In some cases, the risky REs – the possible causes of a ReDoS – were not unique to one company’s customised code, but were inherited from a standard programming library.
Fortunately, the problems are easily fixed:
- Review pattern matching code carefully. Performance is important, especially when it can be affected by untrusted data sent in from outside.
- Include pathological samples in your test set. Don’t test pattern matching only for its accept/reject capabilities – test that it can accept or reject input within well-defined time limits.
- Limit how much long any pattern matching function can run. The researchers found at least one server-side RE than ran in a time that was exponential with the length of the input – that’s way more dramatic and risky than the quadratic performance we showed above.
- Treat patterns that perform badly as a sign of trouble. Complex REs that occasionally run for ages are more likely to match where they shouldn’t – what’s known as a false positive. The longer an RE runs, the harder it’s trying to find a match and the more time it has to find an unanticipated one.
- Read the ReDoS paper. Some of the problematic REs found in real-world use come from standard libraries, so it’s not just your own code that’s at risk – learn how to spot trouble before it happens.
- Divide and conquer. A series of simple, easy-to-understand checks is much easier to test and to maintain than a mega-complex super-combination RE that tries to pack multiple tests into one arcane formula.
10 comments on “Serious Security: How to stop dodgy HTTP headers clogging your website”
Excellent analogies Duck (and RE expos).

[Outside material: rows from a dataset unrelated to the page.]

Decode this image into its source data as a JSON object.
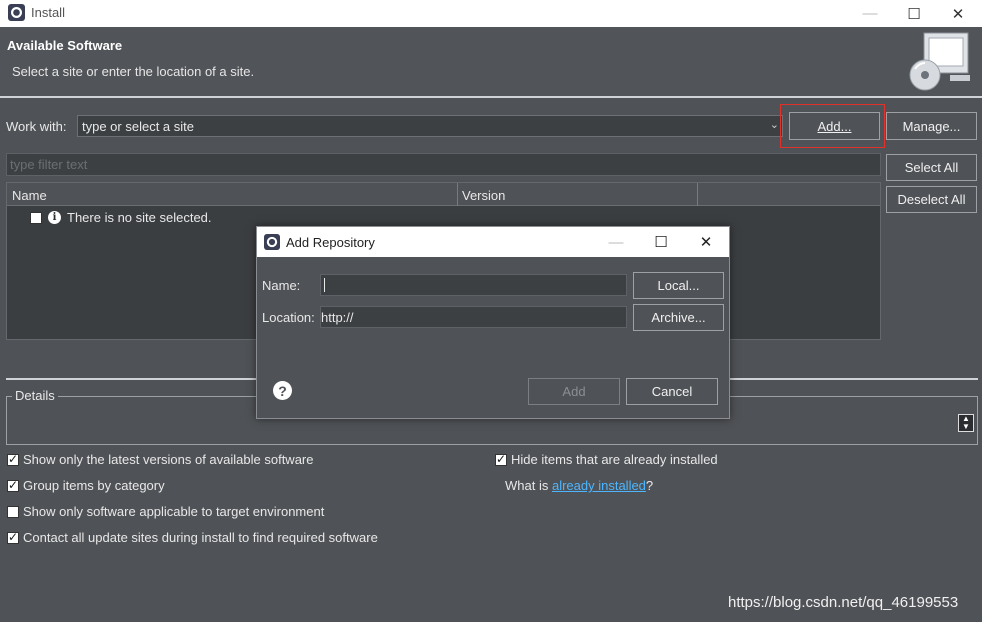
{
  "window": {
    "title": "Install",
    "minimize_icon": "—",
    "maximize_icon": "☐",
    "close_icon": "✕"
  },
  "header": {
    "title": "Available Software",
    "description": "Select a site or enter the location of a site."
  },
  "work_with": {
    "label": "Work with:",
    "value": "type or select a site",
    "add_button": "Add...",
    "manage_button": "Manage..."
  },
  "filter": {
    "placeholder": "type filter text"
  },
  "side_buttons": {
    "select_all": "Select All",
    "deselect_all": "Deselect All"
  },
  "table": {
    "columns": [
      "Name",
      "Version"
    ],
    "rows": [
      {
        "name": "There is no site selected.",
        "version": ""
      }
    ]
  },
  "details": {
    "label": "Details"
  },
  "options": {
    "latest_versions": "Show only the latest versions of available software",
    "group_by_category": "Group items by category",
    "target_environment": "Show only software applicable to target environment",
    "contact_sites": "Contact all update sites during install to find required software",
    "hide_installed": "Hide items that are already installed",
    "what_is_prefix": "What is ",
    "already_installed_link": "already installed",
    "what_is_suffix": "?"
  },
  "dialog": {
    "title": "Add Repository",
    "name_label": "Name:",
    "name_value": "",
    "location_label": "Location:",
    "location_value": "http://",
    "local_button": "Local...",
    "archive_button": "Archive...",
    "add_button": "Add",
    "cancel_button": "Cancel",
    "help_icon": "?"
  },
  "watermark": "https://blog.csdn.net/qq_46199553"
}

Thanks!
PS: small typo in
it tells us were the match happened
That regex at the end had me confused; was wondering if the ReDoS researchers got their code by first breaking into web servers–but then I clicked the link, and (if I skimmed correctly) these are publicly-available and widely-used modules and not specimens captured in the wild.
Now it (the regexp) only has me confused for checking case-insensitive “crawl” and “spider” without devoting the same scrutiny to “scrape” or “bot.”
They didn’t hack into running sites, but instead crawled through publicly available code.
When I wrote “in the wild” I didn’t mean to imply they’d broken into sites to inspect the actual code running at that moment :-)
Yeah, I was about 85% confident I’d gleaned that properly from the linked PDF.
I didn’t see “in the wild” in your article (a search just now didn’t find it either). I merely assumed until better judgment second guessed it–reading for content isn’t my best attribute today.
Still a great article. I expect people who are unfamiliar with regexes will still be able to follow. Very well done, clearly described.
Thanks, we appreciate the kind words! (Especially when we draw our bosses’ attention to them :-)
I reworded it a bit to make it clear that where they found regrettable REs it was by looking for them where they were supposed to be found, not by sneaking a peek behind anyone’s curtains on closed servers.
(but is slow in Java, Perl, PHP, Python, Ruby, …) by Russ Cox is one paper that explores some issues around the different performance characteristics of automata design for regex evaluation.
I suspect I may have oversimplified the issues here by focusing on anchored versus unanchored searches, when (as you say) there are also issues in how a regexp engine is implemented in the first place. Technically, it seems to boil down to whether you use recursive backtracking to recover from false starts while trying a match, or use an implementation based on finite automatons. For the curious, I’ll include a link to the paper you mention, which is a fascinating read (thanks for the reference!):
The article got rather carried away (by which I guess I mean *I* got carried away) with REs, but the problem of how to divide-and-conquer your server-side event-driven network code so it doesn’t have places where a delay can tie things up badly – in other words, how to limit the length of time the burger counter guy is allowed to spend locked in argument with customer 31 while customer 32 waits helplessly by – is an equally important lesson in all of this.